Oudercommissie De houder heeft een oudercommissie ingesteld, waarin drie leden zitting hebben. Het reglement voor de oudercommissie is door de houder vastgesteld op 14 januari 2014. De houder heeft in het afgelopen jaar het veiligheids- en gezondheidsbeleid, het prijsbeleid en het pedagogisch beleid gewijzigd. Alle voorgenomen (beleids)wijzigingen zijn ter advies aan de oudercommissie voorgelegd. Tevens heeft de leidinggevende advies gevraagd over het uitzenden van geluid als er cameratoezicht wordt gehouden, in verband met het vierogenprincipe.
Klachten De houder heeft een klachtenregeling voor zowel ouders als de oudercommissie vastgesteld. Deze regeling is te vinden in het pedagogisch beleidsplan en in het document 'Klachtenbeleid Bartele' dat op de website van de organisatie is geplaatst. De klachtenregeling bestaat uit een interne regeling waarbij de leidinggevende de functie van de klachtencoördinator bekleedt. Er is een externe klachtenregeling, waarbij de houder is aangesloten bij een onafhankelijke klachtencommissie, namelijk de ZcKK. De regeling geeft duidelijk weer dat een ouder zich te allen tijde tot de onafhankelijke klachtencommissie kan richten, zonder eerst de interne regeling te volgen. De houder heeft het openbare jaarverslag van zowel ouders als de oudercommissie op 30 mei 2014 verstuurd naar de GGD.

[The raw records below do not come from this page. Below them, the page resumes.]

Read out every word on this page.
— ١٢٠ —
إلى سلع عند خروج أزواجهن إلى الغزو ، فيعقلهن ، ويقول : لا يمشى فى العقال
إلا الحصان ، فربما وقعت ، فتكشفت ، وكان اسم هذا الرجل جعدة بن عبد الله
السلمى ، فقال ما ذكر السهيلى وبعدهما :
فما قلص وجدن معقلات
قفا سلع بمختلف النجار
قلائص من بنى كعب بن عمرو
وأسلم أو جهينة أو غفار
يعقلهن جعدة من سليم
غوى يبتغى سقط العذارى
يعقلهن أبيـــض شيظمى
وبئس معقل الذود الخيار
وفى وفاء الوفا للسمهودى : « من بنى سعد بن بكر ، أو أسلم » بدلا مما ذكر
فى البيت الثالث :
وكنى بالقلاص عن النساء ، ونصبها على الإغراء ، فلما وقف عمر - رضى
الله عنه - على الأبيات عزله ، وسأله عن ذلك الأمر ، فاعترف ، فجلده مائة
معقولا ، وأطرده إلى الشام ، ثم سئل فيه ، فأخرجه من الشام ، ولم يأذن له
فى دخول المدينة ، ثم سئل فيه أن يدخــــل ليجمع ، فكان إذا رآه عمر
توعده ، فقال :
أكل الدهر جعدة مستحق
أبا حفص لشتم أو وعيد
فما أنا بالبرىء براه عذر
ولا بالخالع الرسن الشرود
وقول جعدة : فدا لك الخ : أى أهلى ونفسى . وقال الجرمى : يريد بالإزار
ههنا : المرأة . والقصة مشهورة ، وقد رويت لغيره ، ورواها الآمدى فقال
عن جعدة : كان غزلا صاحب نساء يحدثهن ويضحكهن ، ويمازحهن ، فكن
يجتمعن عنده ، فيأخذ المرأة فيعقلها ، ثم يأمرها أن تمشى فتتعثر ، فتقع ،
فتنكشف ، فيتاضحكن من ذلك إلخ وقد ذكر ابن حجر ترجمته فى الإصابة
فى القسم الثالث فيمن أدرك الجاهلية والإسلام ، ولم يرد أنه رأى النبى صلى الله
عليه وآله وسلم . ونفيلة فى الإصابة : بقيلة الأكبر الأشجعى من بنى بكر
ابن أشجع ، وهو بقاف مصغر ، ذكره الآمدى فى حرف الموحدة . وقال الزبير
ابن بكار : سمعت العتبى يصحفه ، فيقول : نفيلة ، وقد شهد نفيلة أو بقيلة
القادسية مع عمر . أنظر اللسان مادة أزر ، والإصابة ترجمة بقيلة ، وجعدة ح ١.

Gebruikte bronnen: - Www.bartele.nl (geraadpleegd op 2 december 2014 en 10 december 2014) - Gesprek met de leidinggevende - Klachtenbeleid Bartele (versie november 2011; geraadpleegd op www.bartele.nl op 8 december 2014) - Bartele reglement oudercommissie (d.d. 14 januari 2014) - Adviesaanvragen (ontvangen op 9 december 2014)
Bartele kinderdagverblijven - Jaarlijks onderzoek 02-12-2014
9/14
Inspectie-items Pedagogisch klimaat Pedagogisch beleidsplan De houder heeft een pedagogisch beleidsplan waarin de voor dat kindercentrum kenmerkende visie op de omgang met kinderen is beschreven. In het pedagogisch beleidsplan staat in duidelijke en observeerbare termen het volgende beschreven: de wijze waarop de emotionele veiligheid van kinderen wordt gewaarborgd, de mogelijkheden voor kinderen tot de ontwikkeling van hun persoonlijke- en sociale competentie en de wijze waarop de overdracht van normen en waarden aan kinderen plaatsvindt. Het pedagogisch beleidsplan beschrijft in duidelijke en observeerbare termen de werkwijze, de maximale omvang en de leeftijdsopbouw van de stamgroep. Het pedagogisch beleidsplan beschrijft in duidelijke en observeerbare termen bij welke (spel)activiteiten kinderen hun stamgroep verlaten. Het pedagogisch beleidsplan beschrijft in duidelijke en observeerbare termen hoe beroepskrachten bij hun werkzaamheden worden ondersteund door andere volwassenen. Het pedagogisch beleidsplan beschrijft in duidelijke en observeerbare termen hoe ondersteuning is vormgegeven indien slechts één beroepskracht in het kindercentrum aanwezig is. Het pedagogisch beleidsplan beschrijft in duidelijke en observeerbare termen hoe ondersteuning is vormgegeven indien slechts één beroepskracht in het kindercentrum wordt ingezet in afwijking van de beroepskracht-kindratio. Het pedagogisch beleidsplan beschrijft in duidelijke en observeerbare termen de wijze waarop kinderen kunnen wennen aan een nieuwe stamgroep waarin zij zullen worden opgevangen. Het pedagogisch beleidsplan beschrijft in duidelijke en observeerbare termen het beleid ten aanzien van het gebruikmaken van kinderopvang gedurende extra dagdelen. Het pedagogisch beleidsplan beschrijft in duidelijke en observeerbare termen de wijze waarop het vierogenprincipe is vormgegeven. Pedagogische praktijk De houder draagt zorg voor uitvoering van het pedagogisch beleidsplan. De houder draagt zorg voor het waarborgen van emotionele veiligheid. De houder draagt er zorg voor dat de kinderen de mogelijkheid krijgen om tot ontwikkeling van persoonlijke competentie te komen. De houder draagt er zorg voor dat de kinderen de mogelijkheid krijgen om tot ontwikkeling van sociale competentie te komen. De houder draagt zorg voor de overdracht van normen en waarden.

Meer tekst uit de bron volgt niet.